In this case, you can note that the NAVD88 elevation for this benchmark is 6.84 m. Since we determined earlier that the difference between NAVD88 and MLLW in Monterey is 0.041m (the NAVD88 zero height is slightly lower than MLLW), the elevation of our benchmark above MLLW at this site is ~6.80 m. In other words, if we descended 6.8m down the shore from the benchmark, we'd be at Mean Lower Low Water. This can allow you to take measurements relative to this fixed benchmark on land over the years without having to do the usual song-and-dance of running down to the current water level, measuring a height, and then trying to guess at what the current tide level was at that time based on tide tables. The benchmark provides a stable reference point that you and others can come back to year after year to make new measurements.

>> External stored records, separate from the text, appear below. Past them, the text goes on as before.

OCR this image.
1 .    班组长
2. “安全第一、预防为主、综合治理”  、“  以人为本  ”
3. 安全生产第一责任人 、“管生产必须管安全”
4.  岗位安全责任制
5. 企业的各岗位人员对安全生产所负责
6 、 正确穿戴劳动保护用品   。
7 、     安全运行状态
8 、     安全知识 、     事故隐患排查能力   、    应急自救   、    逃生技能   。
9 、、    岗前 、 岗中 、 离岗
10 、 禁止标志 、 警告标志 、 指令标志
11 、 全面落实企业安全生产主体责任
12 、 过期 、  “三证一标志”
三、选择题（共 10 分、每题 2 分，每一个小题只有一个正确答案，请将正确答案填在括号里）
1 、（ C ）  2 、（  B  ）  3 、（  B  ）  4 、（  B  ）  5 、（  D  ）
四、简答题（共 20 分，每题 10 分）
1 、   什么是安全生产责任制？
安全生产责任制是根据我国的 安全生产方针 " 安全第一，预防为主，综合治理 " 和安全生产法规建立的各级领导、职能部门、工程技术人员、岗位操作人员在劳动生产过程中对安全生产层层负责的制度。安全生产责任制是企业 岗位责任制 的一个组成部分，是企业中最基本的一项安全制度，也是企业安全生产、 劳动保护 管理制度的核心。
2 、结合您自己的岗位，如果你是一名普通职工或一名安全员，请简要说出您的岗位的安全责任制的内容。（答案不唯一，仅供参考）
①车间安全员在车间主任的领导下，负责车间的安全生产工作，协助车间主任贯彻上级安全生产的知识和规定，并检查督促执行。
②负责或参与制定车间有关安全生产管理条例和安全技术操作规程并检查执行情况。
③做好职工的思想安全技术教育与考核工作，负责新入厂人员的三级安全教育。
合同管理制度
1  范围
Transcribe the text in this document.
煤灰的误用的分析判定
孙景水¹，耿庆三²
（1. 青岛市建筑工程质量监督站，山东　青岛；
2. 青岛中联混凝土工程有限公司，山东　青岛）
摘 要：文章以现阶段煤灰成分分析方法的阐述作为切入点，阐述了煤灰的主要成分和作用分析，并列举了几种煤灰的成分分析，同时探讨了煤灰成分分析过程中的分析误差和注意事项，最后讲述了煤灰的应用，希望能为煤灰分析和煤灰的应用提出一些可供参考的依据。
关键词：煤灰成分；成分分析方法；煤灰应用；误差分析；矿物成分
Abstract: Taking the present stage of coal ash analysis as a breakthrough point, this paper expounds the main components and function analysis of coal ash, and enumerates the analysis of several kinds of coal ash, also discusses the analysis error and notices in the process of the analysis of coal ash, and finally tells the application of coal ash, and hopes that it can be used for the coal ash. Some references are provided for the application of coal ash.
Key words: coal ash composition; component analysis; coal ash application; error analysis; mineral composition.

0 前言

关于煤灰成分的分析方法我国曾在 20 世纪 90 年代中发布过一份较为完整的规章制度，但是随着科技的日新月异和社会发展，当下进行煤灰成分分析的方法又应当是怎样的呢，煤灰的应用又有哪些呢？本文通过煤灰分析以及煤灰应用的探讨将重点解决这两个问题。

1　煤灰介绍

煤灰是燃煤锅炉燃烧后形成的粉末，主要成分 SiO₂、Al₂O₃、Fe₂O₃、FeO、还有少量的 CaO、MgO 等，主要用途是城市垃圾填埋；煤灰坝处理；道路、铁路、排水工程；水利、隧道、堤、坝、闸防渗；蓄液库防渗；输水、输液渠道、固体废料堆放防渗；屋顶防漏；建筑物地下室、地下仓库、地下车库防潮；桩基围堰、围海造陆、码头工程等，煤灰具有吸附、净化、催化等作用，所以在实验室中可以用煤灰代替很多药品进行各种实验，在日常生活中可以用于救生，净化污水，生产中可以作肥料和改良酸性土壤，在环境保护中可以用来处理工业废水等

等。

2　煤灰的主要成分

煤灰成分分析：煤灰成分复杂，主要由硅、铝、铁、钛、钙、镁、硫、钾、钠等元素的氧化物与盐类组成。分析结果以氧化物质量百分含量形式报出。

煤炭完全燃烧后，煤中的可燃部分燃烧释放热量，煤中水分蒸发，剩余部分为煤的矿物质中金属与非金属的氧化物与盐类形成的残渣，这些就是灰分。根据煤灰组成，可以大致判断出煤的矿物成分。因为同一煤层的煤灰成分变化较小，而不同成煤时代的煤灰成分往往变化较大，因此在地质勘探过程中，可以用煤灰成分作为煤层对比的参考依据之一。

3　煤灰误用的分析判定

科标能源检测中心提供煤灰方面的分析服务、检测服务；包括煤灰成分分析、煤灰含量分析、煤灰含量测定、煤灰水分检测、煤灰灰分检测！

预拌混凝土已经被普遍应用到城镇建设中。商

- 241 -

You might want to save the "Pid" number for you benchmark for later reference. In this case it was GU3971. You can use this to quickly retrieve the datasheet for the site in the future using this NGS webpage:
NGS Datasheet PID form

Some other potentially informative/useful sites:

Info and definitions on tidal datums:
Tidal Datums info at Tides and Currents, NOAA

A software tool for converting between vertical datums and among various geoids:
VDatum
VDatum user's guide

Lastly, when looking up the Mean Lower Low Water datum, don't overlook the Tidal Epoch that MLLW is based on. The epoch is explained at the Tidal Datums page listed above. In short, the zero tide level (Mean Lower Low Water) is re-adjusted every 19 years or so. This is done to account for long-term changes in sea level due to a number of factors including sea level rise or local geological processes (isostatic rebound from glaciation for example). We are currently using the 1983-2001 National Tidal Datum Epoch, which went into effect around 2003. Therefore it's not going to change for quite a while, but if you're working with older studies that were referenced to MLLW, the absolute position on the shore may have shifted between then and now. The change in the height of MLLW is specific to a given tidal station, so it is useful to not only note the epoch you're referencing (NTDE 1983-2001) but also the tidal station that your MLLW level is based on, i.e. (NTDE 1983-2001, Monterey, CA).